Tennyson, In Memoriam, XLV—“The baby new to earth and sky, What time his tender palm is pressed Against the circle of the breast, Has never thought that ‘this is I’: But as he grows he gathers much, And learns the use of ‘I’ and ‘me,’ And finds ‘I am not what I see, And other than the things I touch.’ So rounds he to a separate mind From whence clear memory may begin, As thro' the frame that binds him in His isolation grows defined.” Fichte called that the birthday of his child, when the child awoke to self-consciousness and said “I.” Memory goes back no further than language. Knowledge of the ego is objective, before it is subjective. The child at first speaks of himself in the third person: “Henry did so and so.” Hence most men do not remember what happened before their third year, though Samuel Miles Hopkins, Memoir, 20, remembered what must have happened when he was only 23 months old. Only a conscious person remembers, and he remembers only as his will exerts itself in attention.

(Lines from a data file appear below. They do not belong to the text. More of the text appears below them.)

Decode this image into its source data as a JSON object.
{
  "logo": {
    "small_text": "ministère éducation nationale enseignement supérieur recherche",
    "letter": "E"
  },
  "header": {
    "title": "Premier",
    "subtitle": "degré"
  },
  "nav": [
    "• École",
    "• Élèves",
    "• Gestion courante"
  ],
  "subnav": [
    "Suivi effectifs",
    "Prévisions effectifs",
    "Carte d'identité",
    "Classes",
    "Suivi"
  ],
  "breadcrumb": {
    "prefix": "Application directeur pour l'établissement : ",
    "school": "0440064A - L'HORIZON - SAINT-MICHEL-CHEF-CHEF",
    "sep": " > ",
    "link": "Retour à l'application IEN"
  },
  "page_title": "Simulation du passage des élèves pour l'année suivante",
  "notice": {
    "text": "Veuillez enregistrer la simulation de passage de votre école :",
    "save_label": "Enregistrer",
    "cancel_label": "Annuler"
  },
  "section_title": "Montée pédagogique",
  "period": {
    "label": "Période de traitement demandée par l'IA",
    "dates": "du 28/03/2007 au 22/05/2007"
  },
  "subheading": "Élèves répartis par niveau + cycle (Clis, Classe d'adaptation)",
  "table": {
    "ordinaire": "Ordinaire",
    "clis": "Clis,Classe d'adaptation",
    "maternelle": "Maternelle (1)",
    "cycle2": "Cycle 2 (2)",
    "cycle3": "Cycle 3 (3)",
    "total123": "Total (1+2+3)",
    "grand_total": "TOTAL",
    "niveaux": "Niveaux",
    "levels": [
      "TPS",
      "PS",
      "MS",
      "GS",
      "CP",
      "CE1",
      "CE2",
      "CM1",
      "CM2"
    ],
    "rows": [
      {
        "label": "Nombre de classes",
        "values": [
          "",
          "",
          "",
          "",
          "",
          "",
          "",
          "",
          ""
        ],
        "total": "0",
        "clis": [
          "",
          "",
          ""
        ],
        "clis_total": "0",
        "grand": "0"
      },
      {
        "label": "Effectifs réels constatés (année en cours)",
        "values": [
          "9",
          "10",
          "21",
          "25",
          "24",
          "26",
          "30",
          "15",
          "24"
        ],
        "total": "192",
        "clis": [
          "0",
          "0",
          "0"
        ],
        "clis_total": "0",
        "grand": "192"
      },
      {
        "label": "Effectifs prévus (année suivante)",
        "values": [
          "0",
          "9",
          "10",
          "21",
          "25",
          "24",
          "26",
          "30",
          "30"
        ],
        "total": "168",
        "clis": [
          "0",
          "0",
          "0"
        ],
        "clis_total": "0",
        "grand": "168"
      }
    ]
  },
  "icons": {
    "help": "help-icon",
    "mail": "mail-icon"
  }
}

Jean Paul Richter, quoted in Ladd, Philosophy of Mind, 110—“Never shall I forget the phenomenon in myself, never till now recited, when I stood by the birth of my own self-consciousness, the place and time of which are distinct in my memory. On a certain forenoon, I stood, a very young child, within the house-door, and was looking out toward the wood-pile, as in an instant the inner revelation ‘I am I,’ like lightning from heaven, flashed and stood brightly before me; in that moment I had seen myself as I, for the first time and forever.”

Höffding, Outlines of Psychology, 3—“The beginning of conscious life is to be placed probably before birth.... Sensations only faintly and dimly distinguished from the general feeling of vegetative comfort and discomfort. Still the experiences undergone before birth perhaps suffice to form the foundation of the consciousness of an external world.” Hill, Genetic Philosophy, 282, suggests that this early state, in which the child speaks of self in the third person and is devoid of self-consciousness, corresponds to the brute condition of the race, before it had reached self-consciousness, attained language, and become man. In the race, however, there was no heredity to predetermine self-consciousness—it was a new acquisition, marking transition to a superior order of being.